My frist experience in the bridal process was shopping for the wedding dress. This is literally a process of hours and hours of looking through bridal magazines that feature impossibly perfect and manican like "brides" who showcase dresses of the size 2 genre. Once particular styles are selected the bridal party (in our case the party consisted of the bridesmaids, mother of the bride, and of course the bride herself) journeys to the nearest David's Bridal to try on countless dresses. The moment my best friend walked out of the dressing room with THE dress on I literally turned to her mother who was tearing up and told the bride "I picture you walking down the asle right now." With this comment we, all five of us, cried like the sterotypical women in the sterotypical scene. The dress was selected, ordered, and fitted.

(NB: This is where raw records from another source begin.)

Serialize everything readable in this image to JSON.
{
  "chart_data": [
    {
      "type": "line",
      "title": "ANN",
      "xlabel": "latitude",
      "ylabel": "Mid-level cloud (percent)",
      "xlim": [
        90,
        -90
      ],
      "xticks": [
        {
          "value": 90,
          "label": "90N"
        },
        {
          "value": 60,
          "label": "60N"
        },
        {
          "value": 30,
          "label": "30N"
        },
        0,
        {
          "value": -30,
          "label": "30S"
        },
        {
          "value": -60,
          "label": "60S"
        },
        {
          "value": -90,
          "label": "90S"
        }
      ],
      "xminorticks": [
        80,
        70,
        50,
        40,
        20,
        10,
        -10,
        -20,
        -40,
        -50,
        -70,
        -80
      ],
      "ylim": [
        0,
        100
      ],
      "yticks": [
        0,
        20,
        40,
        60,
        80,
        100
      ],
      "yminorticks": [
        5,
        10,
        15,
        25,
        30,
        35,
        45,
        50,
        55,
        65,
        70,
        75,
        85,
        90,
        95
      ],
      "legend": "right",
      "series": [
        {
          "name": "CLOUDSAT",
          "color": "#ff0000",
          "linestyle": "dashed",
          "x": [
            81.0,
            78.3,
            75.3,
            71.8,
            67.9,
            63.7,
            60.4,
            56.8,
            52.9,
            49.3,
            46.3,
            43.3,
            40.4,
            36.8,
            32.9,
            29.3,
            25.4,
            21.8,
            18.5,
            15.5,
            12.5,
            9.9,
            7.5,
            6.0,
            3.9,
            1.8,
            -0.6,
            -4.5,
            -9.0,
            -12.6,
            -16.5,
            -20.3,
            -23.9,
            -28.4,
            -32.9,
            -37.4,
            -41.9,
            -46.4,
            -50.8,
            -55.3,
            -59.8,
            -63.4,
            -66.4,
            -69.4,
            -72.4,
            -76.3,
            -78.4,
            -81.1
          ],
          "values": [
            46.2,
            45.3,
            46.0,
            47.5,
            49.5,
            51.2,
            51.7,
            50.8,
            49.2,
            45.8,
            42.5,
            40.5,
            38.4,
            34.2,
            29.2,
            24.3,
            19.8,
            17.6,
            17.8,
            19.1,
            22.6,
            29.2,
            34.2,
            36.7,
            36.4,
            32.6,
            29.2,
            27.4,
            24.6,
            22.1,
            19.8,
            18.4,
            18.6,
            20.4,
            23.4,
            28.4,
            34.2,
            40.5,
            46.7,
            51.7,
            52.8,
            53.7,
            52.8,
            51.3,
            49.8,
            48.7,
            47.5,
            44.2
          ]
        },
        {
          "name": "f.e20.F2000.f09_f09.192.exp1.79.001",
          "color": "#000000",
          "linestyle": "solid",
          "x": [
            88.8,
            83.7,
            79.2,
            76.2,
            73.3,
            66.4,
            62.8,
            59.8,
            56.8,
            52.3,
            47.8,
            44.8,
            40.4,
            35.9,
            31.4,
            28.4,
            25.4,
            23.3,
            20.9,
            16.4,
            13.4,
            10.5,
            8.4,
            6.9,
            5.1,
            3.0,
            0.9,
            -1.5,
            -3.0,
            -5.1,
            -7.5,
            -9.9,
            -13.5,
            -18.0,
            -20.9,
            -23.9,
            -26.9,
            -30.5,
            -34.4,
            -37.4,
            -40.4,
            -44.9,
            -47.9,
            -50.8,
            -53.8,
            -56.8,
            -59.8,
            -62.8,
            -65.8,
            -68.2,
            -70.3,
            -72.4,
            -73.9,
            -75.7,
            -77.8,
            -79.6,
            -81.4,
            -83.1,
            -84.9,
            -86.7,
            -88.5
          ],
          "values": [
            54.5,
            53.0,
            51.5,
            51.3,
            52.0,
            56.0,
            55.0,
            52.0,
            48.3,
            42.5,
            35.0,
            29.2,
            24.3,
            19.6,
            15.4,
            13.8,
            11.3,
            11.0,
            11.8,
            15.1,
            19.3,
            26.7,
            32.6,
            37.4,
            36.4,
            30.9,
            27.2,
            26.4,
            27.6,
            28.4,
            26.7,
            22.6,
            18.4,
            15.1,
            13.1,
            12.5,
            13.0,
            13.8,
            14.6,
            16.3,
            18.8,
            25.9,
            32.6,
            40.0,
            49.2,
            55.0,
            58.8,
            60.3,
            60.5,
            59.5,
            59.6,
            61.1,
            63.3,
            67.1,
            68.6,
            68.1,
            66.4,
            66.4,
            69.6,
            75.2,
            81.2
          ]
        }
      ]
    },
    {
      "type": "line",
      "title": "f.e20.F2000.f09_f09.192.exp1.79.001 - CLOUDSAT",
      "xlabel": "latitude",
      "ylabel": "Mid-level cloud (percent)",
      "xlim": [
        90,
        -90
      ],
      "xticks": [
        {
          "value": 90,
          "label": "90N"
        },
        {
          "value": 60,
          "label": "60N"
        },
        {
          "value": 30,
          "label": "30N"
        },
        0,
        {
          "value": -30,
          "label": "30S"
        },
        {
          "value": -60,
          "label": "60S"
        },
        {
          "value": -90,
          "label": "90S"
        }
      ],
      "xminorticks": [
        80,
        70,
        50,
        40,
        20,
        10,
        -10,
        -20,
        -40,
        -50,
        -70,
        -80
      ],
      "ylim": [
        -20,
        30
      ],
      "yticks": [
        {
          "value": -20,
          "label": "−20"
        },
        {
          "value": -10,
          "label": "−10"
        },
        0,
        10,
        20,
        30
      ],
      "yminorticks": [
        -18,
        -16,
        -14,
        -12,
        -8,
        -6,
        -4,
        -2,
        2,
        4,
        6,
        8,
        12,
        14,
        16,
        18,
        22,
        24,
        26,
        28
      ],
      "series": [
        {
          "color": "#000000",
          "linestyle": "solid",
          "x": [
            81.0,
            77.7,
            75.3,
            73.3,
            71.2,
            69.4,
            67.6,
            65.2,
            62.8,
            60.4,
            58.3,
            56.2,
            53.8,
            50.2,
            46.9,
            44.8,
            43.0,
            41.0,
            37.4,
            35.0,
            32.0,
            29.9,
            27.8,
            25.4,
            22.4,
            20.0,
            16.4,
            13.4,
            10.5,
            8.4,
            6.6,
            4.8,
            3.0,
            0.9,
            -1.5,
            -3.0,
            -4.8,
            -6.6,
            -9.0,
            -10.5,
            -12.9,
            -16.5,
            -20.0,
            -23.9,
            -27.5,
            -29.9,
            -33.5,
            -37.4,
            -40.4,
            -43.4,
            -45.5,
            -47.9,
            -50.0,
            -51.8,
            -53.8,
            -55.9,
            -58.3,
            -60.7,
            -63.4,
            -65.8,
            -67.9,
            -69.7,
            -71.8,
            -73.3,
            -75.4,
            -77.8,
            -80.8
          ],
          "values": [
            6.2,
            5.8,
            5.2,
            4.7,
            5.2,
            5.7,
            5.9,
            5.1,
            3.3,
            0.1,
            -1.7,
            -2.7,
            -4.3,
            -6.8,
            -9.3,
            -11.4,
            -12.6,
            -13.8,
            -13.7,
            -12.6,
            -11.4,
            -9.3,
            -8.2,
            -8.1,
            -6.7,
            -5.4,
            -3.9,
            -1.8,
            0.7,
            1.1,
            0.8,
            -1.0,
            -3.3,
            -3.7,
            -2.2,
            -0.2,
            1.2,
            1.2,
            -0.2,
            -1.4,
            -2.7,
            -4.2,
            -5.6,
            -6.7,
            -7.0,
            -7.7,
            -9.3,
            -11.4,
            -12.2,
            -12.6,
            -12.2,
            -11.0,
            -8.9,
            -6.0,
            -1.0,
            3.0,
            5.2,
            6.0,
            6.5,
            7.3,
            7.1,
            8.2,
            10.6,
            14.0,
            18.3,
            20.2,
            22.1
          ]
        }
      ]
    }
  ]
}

Then came the bridesmaid dresses. I have a nice bride who is not forcing us into shinny, huge, and ugly dresses. Instead she has opted to allow each bridesmaid to seclect her own dress as long as it is Victorian Lilac (apparenly, this is a real color). First, let's talk about how awkward and embarassing the dress measuring process is...some lady (who I have never met in my life) approaches you with a yellow measuring tape with bold black numbers to announce your size. This stranger then constricts you within this measuring snake around the most intimate parts of your body.

Um, does anyone else feel werid when someone is taking note of how many inches around your chest, waist, and hips are while she is partically inches away from those areas?
I was told I have no boobs. I suppose the measuring lady expected for my to wear a pushup bra, because she told me "small boobies look non-existant in dresses." To which I told her I would keep that in mind in the coming months. She suggested I take hormones to fix my issue. Then, after the overall measurments, I was told I am a double zero or a big girl size sixteen. Awesome...I've always wanted to be a big girl. I replied by singing the pushups songs. You know it "Mommy, wow, I'm a big kid now."